Häufig sind es aber keine wichtigen Erledigungen, die uns abhalten, sondern viel mehr unser Smartphone, wie auch die Studien zur Bedtime Procrastination offenbarten. Dies erklärt auch, dass die Bedtime Procrastination als ein eher modernes, neuartiges Phänomen bezeichnet wird. Ehe das Licht endgültig ausgeht, verstreichen häufig noch ein bis zwei Stunden in Social Media. Gerade abends entstehen über WhatsApp meistens die besseren Gespräche, weil alle Menschen Feierabend haben und sich Zeit dafür nehmen, miteinander zu kommunizieren. Gar nicht so einfach, da schnellstmöglich an den Punkt zu gelangen, an dem man das Handy kurzerhand ausschaltet. Aber ab wann kann man von einer Sucht sprechen, die Einfluss auf das gesamte Leben eines Betroffenen nimmt?
Grundsätzlich kann die Benutzung eines Smartphones ähnliche Wirkungen haben wie andere Genussmittel oder etwa Glücksspiele. Der Informatiker Alexander Markowetz von der Universität Bonn beschreibt den Griff zum Smartphone als eine Art Überraschungseffekt, der mit geringem Aufwand erreicht werden kann. Während wir uns durch Netzwerke wie Instagram oder Facebook scrollen sind wir stets gespannt auf neue Beiträge, von Freunden ebenso wie von Stars, die uns beeindrucken, unterhalten – oder eben überraschen. Auch Nachrichten, die uns persönlich erreichen, stellen solche Überraschungen dar. So kann bereits der Ton oder die Vibration, die den Eingang einer Nachricht signalisiert, dafür sorgen, dass sich unsere Gefühlslage verändert. Der menschliche Körper reagiert auf derartige Einflüsse nämlich, indem es das Glückshormon Dopamin ausschüttet. Derartige Phänomene dürften keinem Smartphone-Besitzer unbekannt sein, dennoch führt dieser Mechanismus nicht zwangsläufig zu einer ernstzunehmenden Sucht. Vielmehr bestimmen Risikofaktoren, ob ein Mensch wirklich an einer Sucht erkrankt – unabhängig davon um welches Suchtmittel es sich handelt.
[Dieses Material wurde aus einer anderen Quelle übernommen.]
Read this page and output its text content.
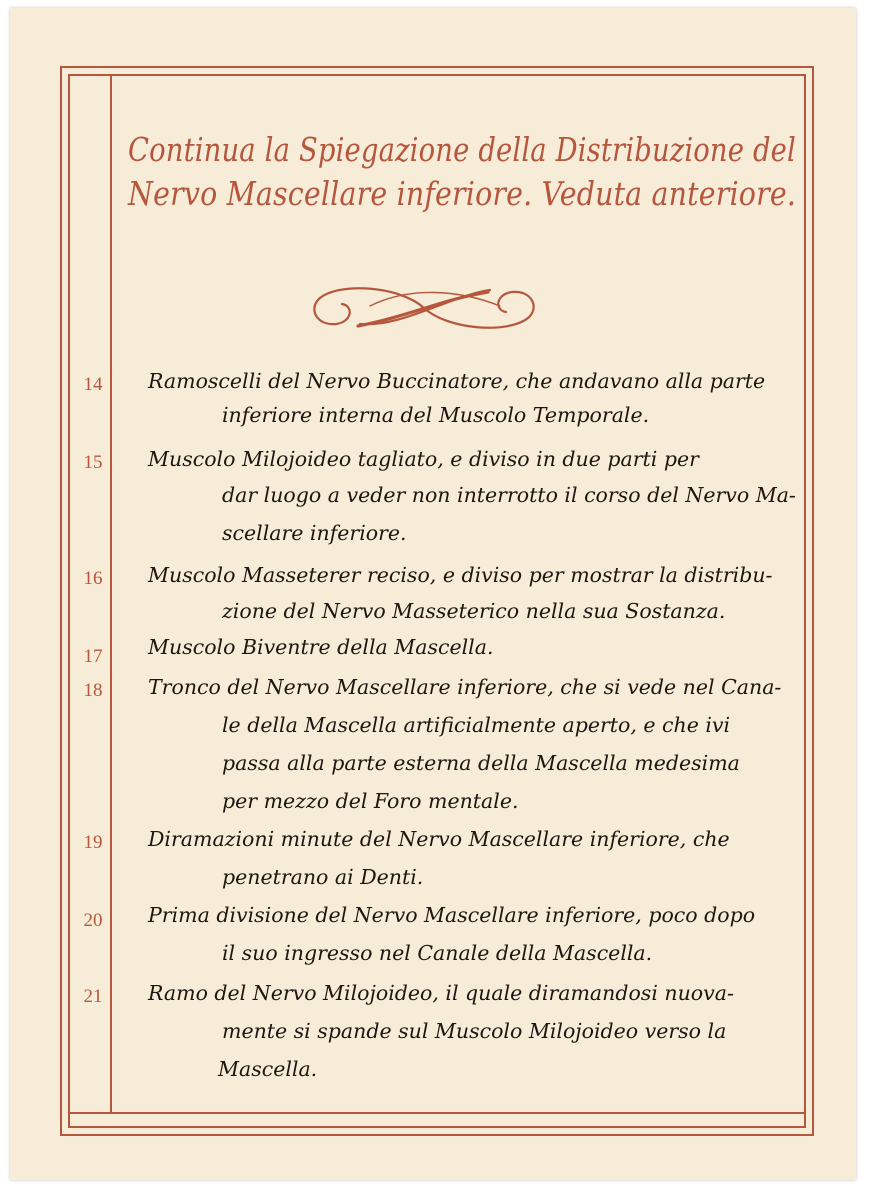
Continua la Spiegazione della Distribuzione del
Nervo Mascellare inferiore. Veduta anteriore.
14 Ramoscelli del Nervo Buccinatore, che andavano alla parte
inferiore interna del Muscolo Temporale.
15 Muscolo Milojoideo tagliato, e diviso in due parti per
dar luogo a veder non interrotto il corso del Nervo Ma-
scellare inferiore.
16 Muscolo Masseterer reciso, e diviso per mostrar la distribu-
zione del Nervo Masseterico nella sua Sostanza.
17 Muscolo Biventre della Mascella.
18 Tronco del Nervo Mascellare inferiore, che si vede nel Cana-
le della Mascella artificialmente aperto, e che ivi
passa alla parte esterna della Mascella medesima
per mezzo del Foro mentale.
19 Diramazioni minute del Nervo Mascellare inferiore, che
penetrano ai Denti.
20 Prima divisione del Nervo Mascellare inferiore, poco dopo
il suo ingresso nel Canale della Mascella.
21 Ramo del Nervo Milojoideo, il quale diramandosi nuova-
mente si spande sul Muscolo Milojoideo verso la
Mascella.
Viele Menschen benutzen ihr Smartphone dann, wenn es sich ergibt und die Zeit es hergibt – naja, oder wenn man alleine in der Öffentlichkeit steht und mit dem Handy in der Hand und einem geschäftigen Blick zeigen will, dass man in der virtuellen beziehungsweise digitalen Welt nicht halb so einsam ist wie es in der realen Situation gerade erscheint. Bedenklich wird eine Handynutzung aber eher dann, wenn dafür andere, angenehme Tätigkeiten unterbrochen oder gar nicht erst begonnen werden. Wer also die Benutzung des Smartphones über alles andere stellt, was der Tag einem bietet oder zwangsläufig von einem fordert, sollte sich eventuell Gedanken machen und sein Verhältnis zum Smartphone hinterfragen. Selbiges gilt, wenn das Sinken des Akkustands nicht mit einem genervten Augenverdrehen und einem unauffälligen Blick nach der nächsten Steckdose, sondern mit einer starken Angstwelle quittiert wird. Wer einen kritischen Wert an Stunden Online überschreitet, bemerkt dies auch an abnehmender Konzentrations- und Leistungsfähigkeit. Schüler bekommen hier praktischerweise eine direkte Rückmeldung auf einer Skala von 1 bis 6. Soweit, dass die gesamte reelle Außenwelt aus dem Fokus tritt und man sich fühlt, als wäre das Internet der Hauptbestandteil des eigenen Lebens, muss es nicht kommen.
Und viel mehr, als eine Sucht zu verhindern, wollen Menschen auch einfach wieder einmal mehr auf die Reihe bekommen, ohne dass ständig das Smartphone dazwischenfunkt. Besonders in den langen, kräftezehrenden und äußerst langweiligen Wochen meiner Abitur-Lernphase habe ich gemerkt, dass das Smartphone auf dem Schreibtisch neben mir in diesem Fall leider eher mein Feind ist als mein Freund. Zumindest will es mich von den bösen Matheformeln und Gesteinskreislauf-Schemata bewahren, indem es mich immer wieder lockt: sieh dir doch lieber die vielen schönen Instagram-Bilder an!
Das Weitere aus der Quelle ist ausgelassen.